Space lovers have been waiting on the edge of their seats since the James Webb space telescope launched last year. Once the upgraded telescope reached its final destination, the wait became even more difficult. Now, months after the first adjustments to the instruments began, NASA is finally gearing up to show off the first James Webb images.
To really amp up the hype, the space agency shared a list of targets used during these first observations.
How NASA chose its targets
NASA shared the list earlier today, citing five different celestial objects that they used James Webb to observe. The cosmic objects are officially the first targets for the latest telescope that NASA launched. And, the release of these first James Webb images will mark the beginning of the telescope’s scientific operations, NASA says.
As such, finding some good targets was no doubt a priority for the James Webb team. NASA says that the targets were all chosen by an international committee of representatives from NASA, ESA, CSA, and the Space Telescope Science Institute. It didn’t say what made these objects special enough to observe, but they should help showcase the amount of detail James Webb is capable of capturing.
NASA targeted these objects for the first James Webb images
First up on the list of objects targeted for the first James Webb images is the Carina Nebula. One of the largest and brightest nebulae in the sky, the Carina Nebula is located 7,600 light-years away from Earth. It’s home to many massive stars, NASA says, and is several times larger than our Sun.
Next up is WASP-96 b (spectrum). We discovered this giant planet outside of our solar system. It’s mostly made up of gas. It’s around 1,150 light-years from Earth and orbits its star every 3.4 days. It is around half the mass of Jupiter. It was first discovered in 2014.
The third object targeted for the first James Webb images is the Southern Ring Nebula. Also known as the “Eight-Burst” nebula, this planetary nebula is roughly 2,000 light-years away from the Earth. It’s an ever-expanding cloud of gas that surrounds a dying star and is nearly half a light-year in diameter.
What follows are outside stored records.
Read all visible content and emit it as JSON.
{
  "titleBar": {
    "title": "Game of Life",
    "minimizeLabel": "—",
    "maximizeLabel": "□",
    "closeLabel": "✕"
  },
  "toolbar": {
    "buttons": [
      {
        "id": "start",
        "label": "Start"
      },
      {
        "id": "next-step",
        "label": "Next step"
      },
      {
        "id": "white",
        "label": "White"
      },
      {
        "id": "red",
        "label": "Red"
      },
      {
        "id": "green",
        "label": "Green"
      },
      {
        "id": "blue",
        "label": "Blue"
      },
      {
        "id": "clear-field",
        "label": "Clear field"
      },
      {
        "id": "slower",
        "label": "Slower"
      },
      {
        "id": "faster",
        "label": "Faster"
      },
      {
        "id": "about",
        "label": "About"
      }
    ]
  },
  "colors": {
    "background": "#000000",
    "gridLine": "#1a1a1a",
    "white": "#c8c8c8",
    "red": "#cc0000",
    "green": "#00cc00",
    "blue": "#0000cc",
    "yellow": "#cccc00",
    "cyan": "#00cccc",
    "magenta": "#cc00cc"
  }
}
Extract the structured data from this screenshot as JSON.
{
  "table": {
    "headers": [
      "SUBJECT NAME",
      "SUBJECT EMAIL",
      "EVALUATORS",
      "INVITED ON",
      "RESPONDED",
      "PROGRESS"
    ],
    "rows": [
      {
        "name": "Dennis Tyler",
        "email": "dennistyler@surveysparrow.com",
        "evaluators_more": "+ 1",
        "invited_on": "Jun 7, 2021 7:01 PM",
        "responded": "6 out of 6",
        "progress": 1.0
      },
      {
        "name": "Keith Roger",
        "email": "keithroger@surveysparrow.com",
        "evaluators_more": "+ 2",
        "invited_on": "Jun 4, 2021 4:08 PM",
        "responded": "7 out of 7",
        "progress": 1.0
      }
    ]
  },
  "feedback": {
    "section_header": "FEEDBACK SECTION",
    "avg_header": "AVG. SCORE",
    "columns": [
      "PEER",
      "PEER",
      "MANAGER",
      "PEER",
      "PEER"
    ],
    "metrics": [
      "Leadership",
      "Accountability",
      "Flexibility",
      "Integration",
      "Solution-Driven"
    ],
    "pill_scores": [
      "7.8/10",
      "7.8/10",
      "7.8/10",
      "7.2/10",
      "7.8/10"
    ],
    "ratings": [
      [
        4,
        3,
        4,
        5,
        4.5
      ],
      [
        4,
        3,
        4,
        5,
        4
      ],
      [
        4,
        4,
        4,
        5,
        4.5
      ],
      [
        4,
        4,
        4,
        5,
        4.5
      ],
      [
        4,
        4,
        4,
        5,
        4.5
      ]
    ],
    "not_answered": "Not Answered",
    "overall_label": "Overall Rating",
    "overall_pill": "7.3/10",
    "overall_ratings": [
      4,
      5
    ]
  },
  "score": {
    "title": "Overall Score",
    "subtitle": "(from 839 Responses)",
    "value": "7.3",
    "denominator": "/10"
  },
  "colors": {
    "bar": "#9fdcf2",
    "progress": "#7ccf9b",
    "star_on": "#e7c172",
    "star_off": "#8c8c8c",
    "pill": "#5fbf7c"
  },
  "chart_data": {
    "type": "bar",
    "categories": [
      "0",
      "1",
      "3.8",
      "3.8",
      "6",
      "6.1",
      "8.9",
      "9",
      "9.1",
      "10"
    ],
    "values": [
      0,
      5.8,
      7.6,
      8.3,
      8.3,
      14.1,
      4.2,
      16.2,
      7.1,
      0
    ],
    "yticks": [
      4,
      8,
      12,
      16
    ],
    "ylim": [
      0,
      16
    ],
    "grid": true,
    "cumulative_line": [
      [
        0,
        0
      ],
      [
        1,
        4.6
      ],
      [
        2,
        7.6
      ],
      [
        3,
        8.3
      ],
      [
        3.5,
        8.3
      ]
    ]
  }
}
Finally, we have the last two targeted objects, Stephan’s Quintet and SMACS 0723. Stephan’s Quintet is roughly 290 million light-years away, located within the constellation Pegasus. It’s most notable because it was the first compact galaxy group ever discovered all the way back in 1877. Four of the five galaxies within it are locked in a cosmic dance of close encounters.
Of course, we can’t forget SMACS 0723, either. As the final target for the first James Webb images, SMACS 0723 is an interesting choice. This massive galaxy cluster is known because of the foreground clusters that magnify and distort light behind them. This creates a deep and detailed view into the extremely distant and faint galaxies beyond.